Hoje é o meu primeiro dia como policial infiltrado. Estudei muito para passar no concurso e ser um policial e me esforcei ainda mais para ser notado e conseguir uma oportunidade de mostrar o meu trabalho. Eu nunca quis ser policial, mas sempre soube que seria. Não tem como fugir, está no sangue da nossa família. Meu avô e meu pai eram policiais brilhantes e eu, como único filho homem, não teria um destino diferente. Achei que ia ganhar os parabéns do meu pai por estar me esforçando tanto e colocando a minha vida em risco, mas recebi em troca apenas algumas palavras de desdém. O meu relacionamento com o meu pai nunca foi próximo. Ele viveu para o trabalho de forma que nem a minha mãe aguentou e o deixou e seguiu a sua vida. No fundo, eu acho que ele me culpa por isso, pois ela queria um pai para o filho e se casou novamente. De qualquer forma, preciso me concentrar, estou subindo a comunidade para me instalar na quitinete que eu aluguei em um local estratégico. Disse para o dono do lugar, que eu estava desempregado e que fazia alguns bicos consertando celulares e aparentemente a minha desculpa foi bem acolhida.

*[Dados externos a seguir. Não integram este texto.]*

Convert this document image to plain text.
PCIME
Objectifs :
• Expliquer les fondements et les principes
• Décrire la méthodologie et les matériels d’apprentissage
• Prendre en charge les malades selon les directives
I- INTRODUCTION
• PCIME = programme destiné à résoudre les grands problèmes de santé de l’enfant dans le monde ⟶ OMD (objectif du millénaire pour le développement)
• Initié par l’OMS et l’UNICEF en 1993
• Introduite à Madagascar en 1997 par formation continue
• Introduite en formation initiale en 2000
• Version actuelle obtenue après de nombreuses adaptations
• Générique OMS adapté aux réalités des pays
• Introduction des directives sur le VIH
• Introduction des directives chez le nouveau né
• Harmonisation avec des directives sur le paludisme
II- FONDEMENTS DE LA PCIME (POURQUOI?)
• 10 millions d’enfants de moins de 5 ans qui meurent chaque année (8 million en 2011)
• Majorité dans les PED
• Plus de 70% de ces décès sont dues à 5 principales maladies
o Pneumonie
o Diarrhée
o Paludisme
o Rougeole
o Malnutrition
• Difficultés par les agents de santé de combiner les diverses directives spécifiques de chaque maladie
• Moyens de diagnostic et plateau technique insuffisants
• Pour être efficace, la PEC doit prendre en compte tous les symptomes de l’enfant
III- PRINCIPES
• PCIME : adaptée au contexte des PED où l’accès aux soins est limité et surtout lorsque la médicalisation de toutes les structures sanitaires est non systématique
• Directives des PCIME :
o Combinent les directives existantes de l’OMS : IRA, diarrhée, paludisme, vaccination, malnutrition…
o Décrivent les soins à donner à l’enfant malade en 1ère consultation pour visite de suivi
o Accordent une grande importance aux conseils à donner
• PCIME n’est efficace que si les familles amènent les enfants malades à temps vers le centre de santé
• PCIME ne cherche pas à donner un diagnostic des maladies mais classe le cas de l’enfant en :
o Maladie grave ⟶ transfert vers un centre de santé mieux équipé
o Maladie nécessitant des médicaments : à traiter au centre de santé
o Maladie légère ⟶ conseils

Quando chego no bar, onde pegaria as chaves do lugar, sinto que estou sendo observado por um homem mal-encarado e logo o reconheço, se trata do Pivete, braço direito do chefe do morro. Ele se aproxima de mim e pergunta:

__Você quer alguma parada?

__Não, obrigado. Estou tentando parar.

__O que faz aqui então? Você tem cara de playboy.

__Minha família não me aceita bem, faço uns bicos consertando celular. Preciso recomeçar a minha vida. Aqui é o lugar ideal, pois preciso de um emprego de verdade e fica perto do centro, além de ter um aluguel que eu posso pagar.

__Então você conserta celular?

__Sim.

__E desbloquear, você sabe? Tem vários lá na boca que vieram da pista, mas estão bloqueados. Você sabe dar jeito?

__Na maioria, sim.

__Firmeza. Amanhã passo aqui para te levar até lá.

Fico aliviado quando o homem se afasta. Eu sabia que ele estava me testando, afinal, ele não era traficantezinho pequeno para ficar me oferecendo drogas. Ele era a porra do braço direito do chefe. Claro que queria me testar e por incrível que pareça, acho que passei no teste. Ótimo, pois preciso me aproximar deles o quanto antes.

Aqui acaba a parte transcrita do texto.